The Commission is likely to decide that the firm illegally tied audio and video software, as well as server systems, to its Windows operating system.
While continuing talks with Microsoft, it is now circulating the decision to the parties involved.
"There is a draft on the table and this should come as no surprise, after all the investigation has been going on for long enough," said Amelia Torres, spokeswoman for Competition Commissioner Mario Monti.
"The final stage was the hearing in November and now we have to conclude."
Although the draft has yet to be revealed, few observers think Microsoft will come off unscathed.
The company has already been found by a US court to have broken anti-trust rules, and is now operating under a set of restrictions imposed as part of a deal with the Justice Department.

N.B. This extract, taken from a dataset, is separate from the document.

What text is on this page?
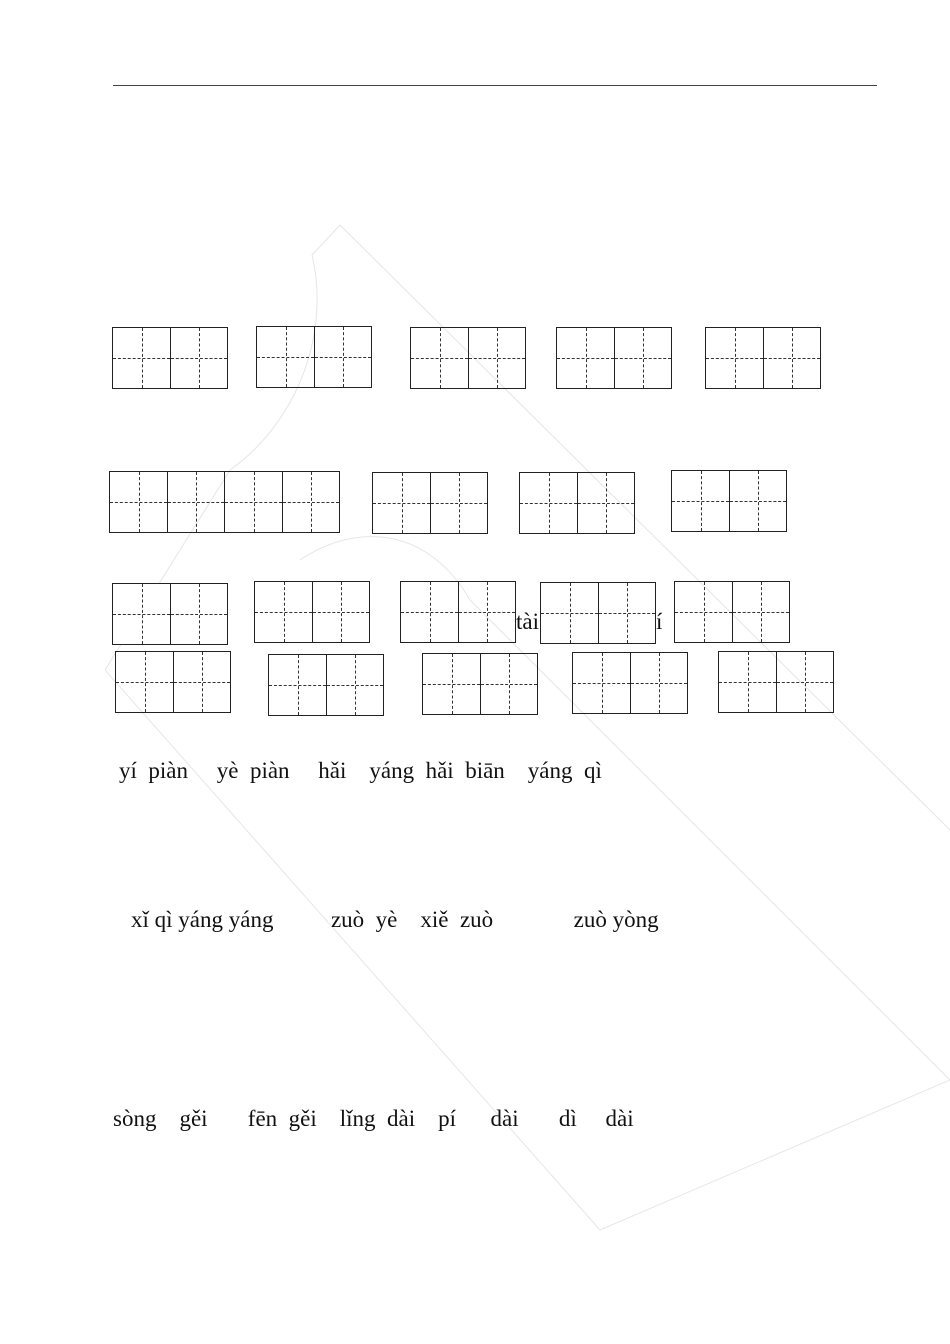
tài	í
yí  piàn     yè  piàn     hǎi    yáng  hǎi  biān    yáng  qì
xǐ qì yáng yáng          zuò  yè    xiě  zuò              zuò yòng
sòng    gěi       fēn  gěi    lǐng  dài    pí      dài       dì     dài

But the restrictions have been criticised as too lax, and the judge who presided over their resolution said last week they had - at least in part - failed to open up the market for computer software.
The EU is likely to want to go further.
According to the Financial Times, the EU will want to fine Microsoft heavily, and may demand that it stops forcing suppliers to include its own media software at the expense of competitors such as Real Networks and Apple.
It is also probable that the company will be forced to reveal more information to its competitors about how its operating system interacts with others and with software applications.
The FT says the decision should be released by 1 May.
The growing market for downloadable music is making the question of Microsoft's alleged attempts to tie its users to its own standards more urgent.